Language in contracts matters

Michael Fine is executive director of California’s Fiscal Crisis and Management Assistance Team, a state agency tasked with averting fiscal crises and promoting sound financial practices in K-14 education. County offices of education can request his agency’s assistance with investigations into potential financial irregularities.

Fine, who could not speak to the specifics of Hammond’s contract, said school boards and administrators must follow the language in their contracts, regardless of intention.

If the language doesn’t match the intent, then the board should revise the language through a public amendment, he said.

“If there is a contract and it has terms to it, it is important to follow those terms,” Fine said. “If the board did something different than the terms that were approved, then there is a serious question about transparency and integrity — and potentially a question about the misappropriation of public funds or the gift of public funds.”

Housing uncommon for superintendents

In an interview, Fine said housing assistance is not common for K-12 administrators. And even in higher education, where it is more likely, the university typically purchases the home as an asset and allows the administrator to live there.

“It’s generally a residence that is owned by the college or the university, so there is no opportunity for the president of the college or the superintendent of the college to profit from it,” he said. “It is the university that benefits from that, not the individual.”

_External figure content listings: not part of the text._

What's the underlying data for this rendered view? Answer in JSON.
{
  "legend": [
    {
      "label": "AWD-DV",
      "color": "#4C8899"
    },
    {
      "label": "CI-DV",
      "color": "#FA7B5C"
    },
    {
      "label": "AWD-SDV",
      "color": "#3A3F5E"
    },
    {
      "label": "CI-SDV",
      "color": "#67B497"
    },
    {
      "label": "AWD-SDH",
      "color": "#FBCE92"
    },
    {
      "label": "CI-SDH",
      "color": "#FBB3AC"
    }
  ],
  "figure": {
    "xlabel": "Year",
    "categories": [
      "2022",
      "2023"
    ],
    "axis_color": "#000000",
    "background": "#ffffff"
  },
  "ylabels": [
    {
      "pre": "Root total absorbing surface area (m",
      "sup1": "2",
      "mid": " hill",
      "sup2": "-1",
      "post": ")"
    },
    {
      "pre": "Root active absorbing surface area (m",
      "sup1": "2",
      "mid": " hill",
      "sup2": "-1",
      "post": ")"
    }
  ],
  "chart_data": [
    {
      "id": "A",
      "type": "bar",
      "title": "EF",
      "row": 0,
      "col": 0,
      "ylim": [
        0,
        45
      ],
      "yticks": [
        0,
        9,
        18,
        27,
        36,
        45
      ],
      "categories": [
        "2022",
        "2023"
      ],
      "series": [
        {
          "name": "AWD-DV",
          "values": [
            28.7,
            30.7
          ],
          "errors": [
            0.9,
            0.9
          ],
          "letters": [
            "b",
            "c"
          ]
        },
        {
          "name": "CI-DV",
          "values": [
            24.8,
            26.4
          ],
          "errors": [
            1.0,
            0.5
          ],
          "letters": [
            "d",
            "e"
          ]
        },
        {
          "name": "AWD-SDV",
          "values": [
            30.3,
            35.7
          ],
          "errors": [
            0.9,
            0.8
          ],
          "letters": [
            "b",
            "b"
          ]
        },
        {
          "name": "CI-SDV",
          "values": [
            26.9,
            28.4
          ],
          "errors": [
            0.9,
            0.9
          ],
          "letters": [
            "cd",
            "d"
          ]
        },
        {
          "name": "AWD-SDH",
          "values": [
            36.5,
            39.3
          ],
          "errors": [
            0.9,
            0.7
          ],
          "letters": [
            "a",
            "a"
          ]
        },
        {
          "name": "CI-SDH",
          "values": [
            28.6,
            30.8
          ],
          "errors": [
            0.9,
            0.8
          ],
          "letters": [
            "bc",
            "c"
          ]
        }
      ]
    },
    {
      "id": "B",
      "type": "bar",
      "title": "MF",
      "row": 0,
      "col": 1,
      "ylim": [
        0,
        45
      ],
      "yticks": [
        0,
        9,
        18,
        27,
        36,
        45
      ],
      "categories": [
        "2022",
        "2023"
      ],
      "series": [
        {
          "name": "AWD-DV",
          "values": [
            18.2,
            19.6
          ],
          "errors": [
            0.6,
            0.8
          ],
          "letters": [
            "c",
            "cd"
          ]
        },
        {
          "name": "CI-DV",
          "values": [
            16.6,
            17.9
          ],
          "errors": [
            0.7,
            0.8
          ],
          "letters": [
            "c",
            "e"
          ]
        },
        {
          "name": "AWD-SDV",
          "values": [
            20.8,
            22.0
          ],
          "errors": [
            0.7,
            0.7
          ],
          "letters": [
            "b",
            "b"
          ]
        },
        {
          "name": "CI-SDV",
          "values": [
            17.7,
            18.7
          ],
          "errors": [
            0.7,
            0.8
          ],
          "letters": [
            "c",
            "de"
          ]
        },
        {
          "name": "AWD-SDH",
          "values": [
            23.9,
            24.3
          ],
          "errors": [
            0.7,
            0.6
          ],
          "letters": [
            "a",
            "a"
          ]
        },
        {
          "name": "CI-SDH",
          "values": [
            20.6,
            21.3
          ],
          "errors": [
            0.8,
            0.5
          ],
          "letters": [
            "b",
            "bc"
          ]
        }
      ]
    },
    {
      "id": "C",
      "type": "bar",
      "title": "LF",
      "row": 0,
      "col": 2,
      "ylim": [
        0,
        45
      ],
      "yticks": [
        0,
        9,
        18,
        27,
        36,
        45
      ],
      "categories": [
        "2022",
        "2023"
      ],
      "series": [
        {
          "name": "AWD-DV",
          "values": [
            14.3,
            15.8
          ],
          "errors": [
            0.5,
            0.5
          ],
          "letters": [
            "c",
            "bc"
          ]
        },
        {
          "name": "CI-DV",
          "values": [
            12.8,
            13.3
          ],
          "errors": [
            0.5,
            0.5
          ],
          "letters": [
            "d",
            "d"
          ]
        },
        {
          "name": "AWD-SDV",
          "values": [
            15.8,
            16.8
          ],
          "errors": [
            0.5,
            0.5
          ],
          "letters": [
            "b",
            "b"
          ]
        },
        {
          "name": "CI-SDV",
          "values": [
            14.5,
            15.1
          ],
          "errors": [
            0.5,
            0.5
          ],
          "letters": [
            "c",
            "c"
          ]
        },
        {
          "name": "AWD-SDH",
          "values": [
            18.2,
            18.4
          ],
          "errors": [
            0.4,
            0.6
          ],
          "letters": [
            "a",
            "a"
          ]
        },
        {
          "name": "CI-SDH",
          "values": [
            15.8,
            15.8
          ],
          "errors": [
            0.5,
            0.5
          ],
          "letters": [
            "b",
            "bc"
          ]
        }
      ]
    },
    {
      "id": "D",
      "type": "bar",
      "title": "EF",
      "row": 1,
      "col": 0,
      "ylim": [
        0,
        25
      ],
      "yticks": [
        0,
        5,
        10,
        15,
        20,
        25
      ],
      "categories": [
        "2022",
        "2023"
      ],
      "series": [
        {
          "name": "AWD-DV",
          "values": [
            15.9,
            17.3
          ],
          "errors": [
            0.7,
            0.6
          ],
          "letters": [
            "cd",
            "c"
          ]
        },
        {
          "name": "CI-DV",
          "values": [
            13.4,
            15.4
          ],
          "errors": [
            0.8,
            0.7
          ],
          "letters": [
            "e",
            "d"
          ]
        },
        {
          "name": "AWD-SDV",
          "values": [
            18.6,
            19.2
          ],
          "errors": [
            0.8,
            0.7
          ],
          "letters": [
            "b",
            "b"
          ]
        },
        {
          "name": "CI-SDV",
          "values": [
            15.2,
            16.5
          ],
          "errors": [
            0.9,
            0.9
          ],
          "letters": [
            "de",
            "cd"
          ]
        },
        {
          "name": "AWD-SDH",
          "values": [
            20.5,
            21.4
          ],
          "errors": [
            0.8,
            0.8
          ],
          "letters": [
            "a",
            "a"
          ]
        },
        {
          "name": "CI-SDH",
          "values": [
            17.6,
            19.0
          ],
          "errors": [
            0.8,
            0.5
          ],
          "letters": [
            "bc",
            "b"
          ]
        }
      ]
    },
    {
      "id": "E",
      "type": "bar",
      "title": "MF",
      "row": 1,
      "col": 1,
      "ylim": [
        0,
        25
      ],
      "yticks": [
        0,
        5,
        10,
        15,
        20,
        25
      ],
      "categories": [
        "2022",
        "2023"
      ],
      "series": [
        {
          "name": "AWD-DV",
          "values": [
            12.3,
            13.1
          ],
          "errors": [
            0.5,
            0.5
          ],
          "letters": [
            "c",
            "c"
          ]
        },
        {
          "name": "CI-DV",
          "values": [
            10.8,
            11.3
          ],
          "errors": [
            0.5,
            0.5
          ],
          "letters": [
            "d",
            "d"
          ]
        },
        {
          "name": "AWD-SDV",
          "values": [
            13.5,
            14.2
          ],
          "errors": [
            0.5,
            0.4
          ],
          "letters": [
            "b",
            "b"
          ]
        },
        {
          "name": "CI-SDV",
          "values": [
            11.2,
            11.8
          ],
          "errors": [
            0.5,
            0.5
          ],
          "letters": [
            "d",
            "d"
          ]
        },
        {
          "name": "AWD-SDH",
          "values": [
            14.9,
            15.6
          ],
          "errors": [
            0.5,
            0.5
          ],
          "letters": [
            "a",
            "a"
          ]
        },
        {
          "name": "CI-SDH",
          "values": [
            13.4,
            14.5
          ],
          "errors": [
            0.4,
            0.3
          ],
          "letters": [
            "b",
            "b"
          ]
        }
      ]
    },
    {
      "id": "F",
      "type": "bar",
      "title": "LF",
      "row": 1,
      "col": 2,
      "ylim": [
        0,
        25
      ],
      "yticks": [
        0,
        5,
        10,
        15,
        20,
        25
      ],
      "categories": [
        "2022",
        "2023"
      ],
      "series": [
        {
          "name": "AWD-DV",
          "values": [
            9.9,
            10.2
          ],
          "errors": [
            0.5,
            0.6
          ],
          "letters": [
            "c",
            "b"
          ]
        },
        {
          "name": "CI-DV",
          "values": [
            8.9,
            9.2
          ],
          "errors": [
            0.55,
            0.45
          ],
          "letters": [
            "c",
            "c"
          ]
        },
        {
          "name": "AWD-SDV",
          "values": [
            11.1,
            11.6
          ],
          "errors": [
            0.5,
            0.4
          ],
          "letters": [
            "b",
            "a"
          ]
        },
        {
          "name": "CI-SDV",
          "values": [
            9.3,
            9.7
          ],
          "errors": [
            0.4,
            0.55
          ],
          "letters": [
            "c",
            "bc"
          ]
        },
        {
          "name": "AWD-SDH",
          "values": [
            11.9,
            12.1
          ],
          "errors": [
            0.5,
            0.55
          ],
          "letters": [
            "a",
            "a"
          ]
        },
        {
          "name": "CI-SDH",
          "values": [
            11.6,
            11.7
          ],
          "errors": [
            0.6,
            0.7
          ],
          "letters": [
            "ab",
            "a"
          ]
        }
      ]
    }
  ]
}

Fine acknowledged it is critical to retain superintendents in public schools and said he had no qualms with a district paying a high price to do so. The average tenure in California is about two to three years, he said.

“The larger the district, generally speaking, the shorter the time,” he said. “That short tenure is one of the greatest risk factors for a school district. The constant change in the senior leadership is destructive.”

If community members are upset about high pay or excessive perks, then it is within their right to vote out the board members who made those decisions, he added.

But ultimately, a superintendent’s contract should be transparent and presented in a manner in which the general public can easily understand exactly how their tax dollars are being spent, he said. If a district intends to compensate its superintendent above and beyond, then it should increase his salary directly and overtly.

“Be straightforward in the contract, pay the salary you need to pay and don’t make this complicated,” he said.